Volgens rechter Roger T. Benitez van de Amerikaanse districtsrechtbank voor het zuidelijke district van Californië kan goede trouw een verdediging zijn tegen een TCPA-claim. In Chyba v. First Financial Asset Management, Inc. klaagde eiseres Pamela Chyba First Financial Asset Management, Inc. aan op grond van de Telephone Consumer Protection Act. Zij beweerde dat First Financial haar meerdere keren op haar mobiele telefoon had gebeld zonder haar uitdrukkelijke toestemming.
First Financial antwoordde dat het een incassobureau was dat optrad namens Enterprise Rent-A-Car. Enterprise beweerde dat Chyba geld verschuldigd was vanwege schade aan een auto die ze had gehuurd. Chyba zei dat ze de auto niet had gehuurd en dat ze, zelfs als ze dat wel had gedaan, nooit haar telefoonnummer aan Enterprise had gegeven.
De partijen waren het oneens over de vraag of First Financial vooraf toestemming had om het mobiele telefoonnummer van de eiser te bellen. First Financial diende een verzoek in voor een kort geding. De rechtbank merkte op dat als Enterprise toestemming had, First Financial dat ook had. Telefoontjes van externe incassobureaus namens een schuldeiser worden behandeld alsof de schuldeiser zelf heeft gebeld.

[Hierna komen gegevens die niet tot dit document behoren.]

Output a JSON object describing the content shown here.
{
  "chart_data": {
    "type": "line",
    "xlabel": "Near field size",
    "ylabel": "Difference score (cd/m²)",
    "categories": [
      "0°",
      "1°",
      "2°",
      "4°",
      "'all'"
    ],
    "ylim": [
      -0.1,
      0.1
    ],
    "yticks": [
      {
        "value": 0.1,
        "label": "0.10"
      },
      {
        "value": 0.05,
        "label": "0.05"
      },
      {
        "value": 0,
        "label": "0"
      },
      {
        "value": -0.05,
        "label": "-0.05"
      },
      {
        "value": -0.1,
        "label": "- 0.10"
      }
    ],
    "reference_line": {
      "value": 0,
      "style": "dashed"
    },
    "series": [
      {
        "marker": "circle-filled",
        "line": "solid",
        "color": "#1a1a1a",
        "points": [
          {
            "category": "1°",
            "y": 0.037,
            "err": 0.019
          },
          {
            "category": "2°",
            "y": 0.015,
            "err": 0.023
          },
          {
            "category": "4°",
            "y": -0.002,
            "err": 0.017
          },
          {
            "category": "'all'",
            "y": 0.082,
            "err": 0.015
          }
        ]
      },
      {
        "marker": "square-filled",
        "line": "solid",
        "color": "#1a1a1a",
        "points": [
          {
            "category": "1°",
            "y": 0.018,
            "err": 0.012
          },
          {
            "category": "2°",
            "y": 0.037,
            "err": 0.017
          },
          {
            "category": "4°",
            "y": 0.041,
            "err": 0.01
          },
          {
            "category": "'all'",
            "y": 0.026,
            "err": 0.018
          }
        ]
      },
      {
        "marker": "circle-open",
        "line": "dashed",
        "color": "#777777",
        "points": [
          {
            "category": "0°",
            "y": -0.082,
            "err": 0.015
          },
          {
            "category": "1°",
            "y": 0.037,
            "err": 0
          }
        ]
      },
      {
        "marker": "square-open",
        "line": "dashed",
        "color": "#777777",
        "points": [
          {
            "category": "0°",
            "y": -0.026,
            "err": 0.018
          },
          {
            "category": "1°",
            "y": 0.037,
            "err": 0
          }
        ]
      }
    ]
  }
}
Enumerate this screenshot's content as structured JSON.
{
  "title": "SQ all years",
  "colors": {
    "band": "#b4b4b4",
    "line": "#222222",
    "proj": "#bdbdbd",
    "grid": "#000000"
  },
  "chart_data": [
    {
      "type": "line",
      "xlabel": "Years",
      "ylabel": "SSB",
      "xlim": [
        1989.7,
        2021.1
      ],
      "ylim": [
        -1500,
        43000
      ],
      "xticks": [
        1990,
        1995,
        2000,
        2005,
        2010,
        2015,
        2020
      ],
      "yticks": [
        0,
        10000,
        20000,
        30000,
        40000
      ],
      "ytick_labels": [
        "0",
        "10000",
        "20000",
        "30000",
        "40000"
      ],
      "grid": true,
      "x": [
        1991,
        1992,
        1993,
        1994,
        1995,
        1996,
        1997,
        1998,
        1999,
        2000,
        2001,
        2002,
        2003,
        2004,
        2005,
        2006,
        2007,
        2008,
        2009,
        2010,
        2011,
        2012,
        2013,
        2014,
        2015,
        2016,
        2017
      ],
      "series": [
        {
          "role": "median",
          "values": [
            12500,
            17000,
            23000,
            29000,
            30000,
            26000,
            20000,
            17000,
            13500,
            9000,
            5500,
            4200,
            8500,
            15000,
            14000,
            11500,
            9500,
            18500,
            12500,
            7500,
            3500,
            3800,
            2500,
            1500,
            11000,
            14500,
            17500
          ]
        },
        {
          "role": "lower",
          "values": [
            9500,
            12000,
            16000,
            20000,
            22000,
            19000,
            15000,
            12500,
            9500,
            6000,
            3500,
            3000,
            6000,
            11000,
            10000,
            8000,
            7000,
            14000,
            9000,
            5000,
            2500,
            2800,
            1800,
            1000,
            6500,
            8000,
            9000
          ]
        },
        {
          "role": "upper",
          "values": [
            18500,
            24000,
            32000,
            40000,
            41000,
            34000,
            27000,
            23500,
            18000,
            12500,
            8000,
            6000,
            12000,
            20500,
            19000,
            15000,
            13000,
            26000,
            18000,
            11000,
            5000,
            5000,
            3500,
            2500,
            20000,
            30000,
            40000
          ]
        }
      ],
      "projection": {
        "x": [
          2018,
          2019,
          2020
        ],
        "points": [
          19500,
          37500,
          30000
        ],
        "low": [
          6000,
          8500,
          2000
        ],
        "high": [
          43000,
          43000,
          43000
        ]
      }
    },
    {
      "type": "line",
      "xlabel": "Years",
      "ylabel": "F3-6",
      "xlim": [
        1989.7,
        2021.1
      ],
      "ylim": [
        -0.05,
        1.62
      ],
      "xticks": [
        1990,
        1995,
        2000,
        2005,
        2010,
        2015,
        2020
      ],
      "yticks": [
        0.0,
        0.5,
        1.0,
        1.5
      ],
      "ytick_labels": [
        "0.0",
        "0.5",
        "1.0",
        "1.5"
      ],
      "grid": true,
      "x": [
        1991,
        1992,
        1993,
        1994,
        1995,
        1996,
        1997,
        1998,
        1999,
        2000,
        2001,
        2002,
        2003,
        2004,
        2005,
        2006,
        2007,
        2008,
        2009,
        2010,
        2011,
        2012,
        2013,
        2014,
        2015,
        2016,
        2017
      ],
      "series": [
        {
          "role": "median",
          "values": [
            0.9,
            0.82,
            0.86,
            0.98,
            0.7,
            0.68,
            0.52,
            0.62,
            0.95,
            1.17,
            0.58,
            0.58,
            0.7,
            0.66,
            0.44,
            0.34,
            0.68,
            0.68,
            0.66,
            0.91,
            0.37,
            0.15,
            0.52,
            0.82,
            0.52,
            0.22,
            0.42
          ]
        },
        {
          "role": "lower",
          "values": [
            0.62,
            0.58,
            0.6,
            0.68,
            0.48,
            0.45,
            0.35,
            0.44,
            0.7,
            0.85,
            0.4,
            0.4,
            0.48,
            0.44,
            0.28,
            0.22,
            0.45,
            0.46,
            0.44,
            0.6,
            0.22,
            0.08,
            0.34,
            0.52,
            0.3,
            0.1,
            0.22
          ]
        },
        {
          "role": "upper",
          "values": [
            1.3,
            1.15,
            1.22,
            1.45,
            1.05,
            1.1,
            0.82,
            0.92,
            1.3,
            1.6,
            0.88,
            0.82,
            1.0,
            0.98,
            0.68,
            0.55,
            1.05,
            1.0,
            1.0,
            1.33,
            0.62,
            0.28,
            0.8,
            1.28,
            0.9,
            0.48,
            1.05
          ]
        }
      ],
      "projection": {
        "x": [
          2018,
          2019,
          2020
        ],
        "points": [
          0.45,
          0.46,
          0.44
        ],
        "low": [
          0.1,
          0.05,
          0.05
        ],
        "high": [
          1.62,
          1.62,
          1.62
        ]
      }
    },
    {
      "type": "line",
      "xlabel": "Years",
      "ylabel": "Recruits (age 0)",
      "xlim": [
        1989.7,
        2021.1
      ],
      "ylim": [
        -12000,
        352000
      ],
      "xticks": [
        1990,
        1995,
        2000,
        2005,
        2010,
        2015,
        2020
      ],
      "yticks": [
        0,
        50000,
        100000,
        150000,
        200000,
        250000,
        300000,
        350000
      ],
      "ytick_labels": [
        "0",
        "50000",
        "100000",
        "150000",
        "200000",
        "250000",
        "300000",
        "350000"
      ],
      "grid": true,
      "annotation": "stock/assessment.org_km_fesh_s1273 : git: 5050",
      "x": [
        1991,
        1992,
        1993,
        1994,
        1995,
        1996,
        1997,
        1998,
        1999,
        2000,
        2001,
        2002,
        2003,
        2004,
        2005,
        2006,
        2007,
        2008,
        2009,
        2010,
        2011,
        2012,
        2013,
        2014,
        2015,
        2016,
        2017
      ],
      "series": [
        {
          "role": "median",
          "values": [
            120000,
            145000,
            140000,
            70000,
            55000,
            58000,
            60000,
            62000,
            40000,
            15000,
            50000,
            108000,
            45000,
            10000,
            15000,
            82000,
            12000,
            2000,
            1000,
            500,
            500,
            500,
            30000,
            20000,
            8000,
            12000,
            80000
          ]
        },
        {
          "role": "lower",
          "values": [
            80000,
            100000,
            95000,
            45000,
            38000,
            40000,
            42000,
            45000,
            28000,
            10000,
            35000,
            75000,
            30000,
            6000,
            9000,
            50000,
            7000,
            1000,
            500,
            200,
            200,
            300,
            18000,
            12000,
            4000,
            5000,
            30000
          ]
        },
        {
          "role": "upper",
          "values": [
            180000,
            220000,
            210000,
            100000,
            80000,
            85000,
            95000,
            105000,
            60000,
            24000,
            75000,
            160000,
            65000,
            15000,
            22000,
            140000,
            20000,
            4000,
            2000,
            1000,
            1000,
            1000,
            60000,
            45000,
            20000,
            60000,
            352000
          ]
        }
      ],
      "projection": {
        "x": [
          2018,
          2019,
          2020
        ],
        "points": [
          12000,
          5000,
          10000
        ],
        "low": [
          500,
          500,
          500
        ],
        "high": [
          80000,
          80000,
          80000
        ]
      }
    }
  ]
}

Chyba betwistte dat ze ooit toestemming had gegeven aan Enterprise. De rechtbank oordeelde dat een redelijke onderzoeker zou kunnen concluderen dat Chyba nooit uitdrukkelijk toestemming had gegeven, omdat ze haar telefoonnummer nooit aan Enterprise had gegeven.
In een bijzondere, unieke analyse concludeerde het Hof echter dat First Financial te goeder trouw ervan uitging dat Chyba toestemming had gegeven aan Enterprise, namens wie het bedrijf de vordering probeerde te innen. Het Hof verklaarde: "Zelfs als eiseres gelijk heeft wanneer zij stelt dat zij nooit toestemming heeft gegeven aan verweerder of Enterprise om te bellen, en er geen daadwerkelijke voorafgaande toestemming van eiseres was, is verweerder niet aansprakelijk voor het te goeder trouw handelen op basis van de aan hem verstrekte informatie."
De redenering van het Hof was grotendeels gebaseerd op twee zaken. Ten eerste heeft de Federal Communications Commission verklaard dat een schuldeiser verantwoordelijk is voor schendingen van de FCC-regels voor telefoongesprekken die namens hem worden gevoerd. Ten tweede heeft het Amerikaanse Hof van Beroep voor het Negende Circuit in het kader van de Fair Debt Collection Practices Act geoordeeld dat een incassobureau het recht heeft om zich te baseren op de verklaring van een schuldeiser om een schuld te verifiëren, zolang het incassobureau te goeder trouw van mening is dat de verklaring waarheidsgetrouw is. In deze zaak heeft Enterprise een huurovereenkomst overgelegd waarin een telefoonnummer stond dat vermoedelijk door Chyba was verstrekt. First Financial is niet verplicht om onafhankelijk onderzoek te doen. De rechtbank in de zaak Chyba heeft in wezen de verdediging op basis van goede trouw uit de jurisprudentie van de FDCPA overgenomen voor de TCPA-kwestie die voor haar lag.
De analyse van de rechtbank in Chyba zou beperkt kunnen blijven tot incassobureaus. Men zou echter kunnen stellen dat een schuldeiser het recht heeft om te goeder trouw te vertrouwen op zijn eigen bedrijfsdocumenten om toestemming aan te tonen, zelfs als deze onjuist blijken te zijn. De introductie van een verdediging op basis van goede trouw in de jurisprudentie van de TCPA, althans in deze rechtbank, is welkom nieuws. Het zal interessant zijn om te zien of andere rechtbanken dit nieuwe concept zullen omarmen.